Expository preaching not a matter of style
FORT WORTH, Texas (SWBTS) – Paul’s charge to Timothy to “Preach the Word” could be heard reverberating in every session of the fourth annual Expository Preaching Workshop, Feb. 25-26. Students joined pastors from around the country at Southwestern Baptist Theological Seminary to learn foundations and strategies for creative expositional preaching.
“Every called of God preacher has to face that command of the Lord,” Jerry Vines, pastor emeritus of First Baptist Church of Jacksonville, Fla., said in reference to the apostle’s charge to his protégé. Vines led a session on preaching through the book of Philippians and then gave an example of an expository sermon during chapel.
Steven Smith, assistant professor of preaching and James T. Draper Jr. Chair of Pastoral Ministry at Southwestern, discussed the current obsession with styles of worship and how it affects the way many preach. He claimed that “Expository preaching is not a style; it is a theologically driven philosophy of ministry.”
“An obsession with style is universal in the church,” Smith said, adding, “It is the temptation of every person to mount the pulpit and, in the back of your mind, thinking, ‘How can I manage my reputation as a good preacher.’” This danger crosses all styles, whether traditional, contemporary, seeker or emergent.
Smith said the preacher must die to himself and become invisible in order to avoid getting in the way of people seeing Christ. “(Expository) Preaching is God revealing Himself through the person of Christ, Christ revealing Himself through the Word, and the Word then being revealed to the people through the preacher. In this limited way, the preacher stands in God’s direct revelation of Himself,” Smith said.
He outlined the difference between text-centered sermons and text-driven sermons. In text-centered preaching, he said, “The preacher takes a text of Scripture and all the points of the sermon come from the text, but it is not driven by the structure of the text.” In contrast, text-driven preaching allows the substance, structure and style of the text to dictate one’s preaching. For example, if the structure of the text is inductive, then the sermon should take on an inductive structure.
John Meador, pastor of First Baptist Church of Euless, Texas, led two sessions. In the first session, he preached on the passage in Ephesians 6 about the “Armor of God” and used authentic military armor to illustrate his points. In his second session, he discussed effective techniques and strategies for using illustrations, such as using a creative team to help in sermon planning.
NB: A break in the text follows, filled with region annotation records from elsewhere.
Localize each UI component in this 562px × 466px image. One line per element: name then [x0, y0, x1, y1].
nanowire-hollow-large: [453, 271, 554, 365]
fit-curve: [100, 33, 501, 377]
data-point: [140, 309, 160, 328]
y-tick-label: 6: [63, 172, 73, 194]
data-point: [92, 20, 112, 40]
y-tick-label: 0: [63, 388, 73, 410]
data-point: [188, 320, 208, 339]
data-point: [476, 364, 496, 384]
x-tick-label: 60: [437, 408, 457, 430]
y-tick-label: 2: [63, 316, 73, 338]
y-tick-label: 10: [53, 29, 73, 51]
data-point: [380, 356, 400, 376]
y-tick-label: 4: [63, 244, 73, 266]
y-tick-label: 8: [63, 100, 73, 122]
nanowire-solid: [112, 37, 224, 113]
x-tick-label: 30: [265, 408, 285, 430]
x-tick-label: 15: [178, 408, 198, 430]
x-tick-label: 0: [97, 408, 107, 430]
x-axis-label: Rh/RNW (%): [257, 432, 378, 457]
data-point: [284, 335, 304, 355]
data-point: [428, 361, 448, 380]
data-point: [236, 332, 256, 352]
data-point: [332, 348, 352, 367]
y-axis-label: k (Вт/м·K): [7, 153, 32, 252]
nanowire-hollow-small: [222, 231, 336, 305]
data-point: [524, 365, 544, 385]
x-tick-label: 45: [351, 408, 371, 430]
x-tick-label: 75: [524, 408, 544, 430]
Alan Streett, W. A. Criswell Chair of Expository Preaching at the Criswell College in Dallas, Texas, and author of The Effective Invitation, challenged conference participants to plan out the invitation as part of the sermon. “The invitation is the conclusion of an evangelistic message,” he said. “It is the application part of the sermon. And I’m convinced that preachers cannot make that transition because they add or tack on an invitation to the end of the sermon, and therefore, the presentation is disjointed.”
Calvin Pearson, assistant dean for preaching and pastoral studies at Southwestern, explained the use of rhetoric in preaching, and David Allen, dean of the school of theology at Southwestern, exhorted participants to forget about being great preachers and strive, instead, to do great preaching.
In the final session of the conference, President Paige Patterson said, “Some people have said that exposition is boring; it often is. But if it is, the fault is not with the exposition; the fault is with the preacher.” He explained that the text will never transform the lives of the audience unless it first transforms the life of the preacher.
Patterson considers expository preaching one of the most effective ways to teach a congregation how to read the Bible. Southwestern is committed to raising up a generation of preachers who faithfully preach the Word.